Avalon is a 2011 Swedish drama film directed by Axel Petersén.

==Plot==
Janne has just finished a prolonged sentence where he was forced to wear an ankle monitor because of unlawful real estate dealings. Finally a free man Janne is preparing the grand opening of his Båstad nightclub "Avalon". In the 1980s Janne was a successful manager of a nightclub and longs back to that period which was the best time in his life. He is aided by his sister Jackie and is old friend Klas. He is also trying to rekindle his estranged daughter.

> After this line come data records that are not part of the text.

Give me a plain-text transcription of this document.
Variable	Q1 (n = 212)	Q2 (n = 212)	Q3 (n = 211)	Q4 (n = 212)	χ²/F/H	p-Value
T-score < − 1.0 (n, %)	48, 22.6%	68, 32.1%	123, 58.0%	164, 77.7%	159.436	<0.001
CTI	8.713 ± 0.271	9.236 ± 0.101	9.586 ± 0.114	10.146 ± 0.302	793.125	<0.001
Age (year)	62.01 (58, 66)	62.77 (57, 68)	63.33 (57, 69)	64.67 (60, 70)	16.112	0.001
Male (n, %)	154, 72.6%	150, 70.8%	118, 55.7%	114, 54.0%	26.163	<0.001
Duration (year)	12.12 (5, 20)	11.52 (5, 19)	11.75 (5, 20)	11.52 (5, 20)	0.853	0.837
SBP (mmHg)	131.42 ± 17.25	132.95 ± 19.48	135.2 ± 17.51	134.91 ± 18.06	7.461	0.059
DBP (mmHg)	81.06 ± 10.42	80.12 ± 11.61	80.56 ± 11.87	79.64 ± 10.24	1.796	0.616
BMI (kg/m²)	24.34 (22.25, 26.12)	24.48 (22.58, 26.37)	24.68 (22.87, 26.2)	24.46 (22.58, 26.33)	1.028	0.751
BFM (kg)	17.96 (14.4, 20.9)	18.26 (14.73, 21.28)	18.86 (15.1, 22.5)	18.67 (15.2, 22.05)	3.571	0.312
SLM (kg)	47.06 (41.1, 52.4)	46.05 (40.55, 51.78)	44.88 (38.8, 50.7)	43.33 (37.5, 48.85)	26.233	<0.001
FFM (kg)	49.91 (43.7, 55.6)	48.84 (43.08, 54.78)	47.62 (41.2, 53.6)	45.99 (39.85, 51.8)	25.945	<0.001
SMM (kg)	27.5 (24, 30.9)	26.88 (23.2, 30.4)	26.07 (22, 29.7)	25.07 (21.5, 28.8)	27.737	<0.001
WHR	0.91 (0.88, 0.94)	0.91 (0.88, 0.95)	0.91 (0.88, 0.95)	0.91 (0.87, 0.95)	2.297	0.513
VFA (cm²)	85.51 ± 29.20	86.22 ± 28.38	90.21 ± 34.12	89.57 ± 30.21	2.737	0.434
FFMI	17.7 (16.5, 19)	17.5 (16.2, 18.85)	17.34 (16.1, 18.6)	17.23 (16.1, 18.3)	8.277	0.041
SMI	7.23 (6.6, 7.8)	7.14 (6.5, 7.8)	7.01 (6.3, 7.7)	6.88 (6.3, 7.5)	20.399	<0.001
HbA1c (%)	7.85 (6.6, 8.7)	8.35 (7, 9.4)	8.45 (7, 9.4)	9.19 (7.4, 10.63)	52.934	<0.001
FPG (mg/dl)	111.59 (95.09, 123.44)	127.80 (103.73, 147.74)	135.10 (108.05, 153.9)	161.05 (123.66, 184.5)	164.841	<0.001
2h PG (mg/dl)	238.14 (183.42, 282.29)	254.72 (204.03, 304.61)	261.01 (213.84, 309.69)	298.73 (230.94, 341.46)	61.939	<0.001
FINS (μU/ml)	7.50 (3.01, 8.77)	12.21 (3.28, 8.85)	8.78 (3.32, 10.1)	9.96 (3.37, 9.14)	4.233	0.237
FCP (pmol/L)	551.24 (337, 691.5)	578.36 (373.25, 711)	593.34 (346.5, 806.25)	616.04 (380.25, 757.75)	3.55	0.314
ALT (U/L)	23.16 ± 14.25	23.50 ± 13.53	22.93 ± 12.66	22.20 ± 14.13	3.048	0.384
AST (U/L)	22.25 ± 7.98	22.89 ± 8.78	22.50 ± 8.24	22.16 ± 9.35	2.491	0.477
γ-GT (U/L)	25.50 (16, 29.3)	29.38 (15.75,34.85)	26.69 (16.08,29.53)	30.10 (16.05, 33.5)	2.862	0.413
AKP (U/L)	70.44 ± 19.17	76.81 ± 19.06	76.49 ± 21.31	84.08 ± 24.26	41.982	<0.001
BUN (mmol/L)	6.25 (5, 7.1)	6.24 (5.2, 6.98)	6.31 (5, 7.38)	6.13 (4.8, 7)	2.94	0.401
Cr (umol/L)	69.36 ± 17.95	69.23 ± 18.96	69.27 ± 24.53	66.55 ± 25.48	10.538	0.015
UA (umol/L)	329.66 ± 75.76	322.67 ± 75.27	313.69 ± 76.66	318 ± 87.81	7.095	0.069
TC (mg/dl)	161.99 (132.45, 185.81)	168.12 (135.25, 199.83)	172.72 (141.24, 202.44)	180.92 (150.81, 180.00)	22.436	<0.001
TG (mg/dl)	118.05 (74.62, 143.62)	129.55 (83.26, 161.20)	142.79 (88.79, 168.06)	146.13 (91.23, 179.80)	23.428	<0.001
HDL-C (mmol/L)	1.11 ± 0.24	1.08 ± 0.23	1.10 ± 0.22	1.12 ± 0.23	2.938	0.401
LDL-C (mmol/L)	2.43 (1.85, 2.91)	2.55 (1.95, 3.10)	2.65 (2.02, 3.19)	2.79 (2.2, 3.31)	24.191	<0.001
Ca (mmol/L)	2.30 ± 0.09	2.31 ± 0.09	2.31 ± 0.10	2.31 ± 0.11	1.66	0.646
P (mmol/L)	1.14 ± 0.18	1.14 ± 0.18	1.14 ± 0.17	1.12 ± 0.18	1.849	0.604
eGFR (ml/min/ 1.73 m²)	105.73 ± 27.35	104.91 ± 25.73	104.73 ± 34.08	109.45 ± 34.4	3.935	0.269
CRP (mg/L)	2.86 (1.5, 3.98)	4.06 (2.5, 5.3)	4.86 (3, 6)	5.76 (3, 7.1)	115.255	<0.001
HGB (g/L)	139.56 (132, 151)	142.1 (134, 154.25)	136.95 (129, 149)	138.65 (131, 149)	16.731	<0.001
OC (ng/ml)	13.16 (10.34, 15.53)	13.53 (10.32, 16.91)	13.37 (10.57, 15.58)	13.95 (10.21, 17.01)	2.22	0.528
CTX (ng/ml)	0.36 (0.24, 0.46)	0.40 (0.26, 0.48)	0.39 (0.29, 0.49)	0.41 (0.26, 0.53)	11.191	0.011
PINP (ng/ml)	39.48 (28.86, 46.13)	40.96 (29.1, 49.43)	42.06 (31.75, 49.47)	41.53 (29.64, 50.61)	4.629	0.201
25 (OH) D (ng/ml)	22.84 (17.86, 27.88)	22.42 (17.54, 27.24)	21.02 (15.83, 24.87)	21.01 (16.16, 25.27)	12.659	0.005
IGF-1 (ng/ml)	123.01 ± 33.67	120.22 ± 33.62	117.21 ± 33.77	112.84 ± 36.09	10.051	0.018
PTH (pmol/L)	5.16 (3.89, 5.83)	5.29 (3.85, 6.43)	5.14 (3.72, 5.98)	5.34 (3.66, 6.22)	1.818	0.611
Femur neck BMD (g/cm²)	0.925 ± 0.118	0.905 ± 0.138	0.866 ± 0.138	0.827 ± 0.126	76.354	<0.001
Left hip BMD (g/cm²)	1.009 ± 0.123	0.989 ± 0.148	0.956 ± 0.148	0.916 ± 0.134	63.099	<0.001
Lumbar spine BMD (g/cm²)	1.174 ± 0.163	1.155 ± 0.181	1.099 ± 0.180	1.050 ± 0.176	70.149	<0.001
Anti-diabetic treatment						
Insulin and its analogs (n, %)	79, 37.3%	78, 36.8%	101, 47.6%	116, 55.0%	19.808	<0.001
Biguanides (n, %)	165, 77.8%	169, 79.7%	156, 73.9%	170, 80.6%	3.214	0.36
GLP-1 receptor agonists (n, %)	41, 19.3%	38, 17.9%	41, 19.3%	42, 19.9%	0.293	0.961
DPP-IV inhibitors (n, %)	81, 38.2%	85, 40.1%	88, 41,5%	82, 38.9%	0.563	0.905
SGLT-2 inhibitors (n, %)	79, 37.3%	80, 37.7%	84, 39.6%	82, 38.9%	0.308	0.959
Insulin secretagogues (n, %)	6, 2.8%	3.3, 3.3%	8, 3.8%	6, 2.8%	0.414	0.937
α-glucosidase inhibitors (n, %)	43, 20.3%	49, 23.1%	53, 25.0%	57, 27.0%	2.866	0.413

With "Avalon" looking to be a big success, Janne's newfound happiness is soon shattered when he accidentally kills a baltic guest worker.

== Cast ==
- Johannes Brost – Janne
- Peter Carlberg – Klas
- Leonore Ekstrand – Jackie, Janne's sister
- Carl Johan De Geer – Leif
- Charlotte Wandt - Agnes, Janne's daughter
- Simas Lindesis - Donatas, the guestworker
- Migle Polikeviciute - Irina, Donatas' girlfriend
- Malou Stiller - Stefanie
- Henrik Lilliér - Becker, a Småland-gangster
- Stefan Huynh - Tonny
- August Wittgenstein - Michel

==Spin-off==
In 2017 there was a spin-off focusing on the character Becker, called Becker - the king of Tingsryd.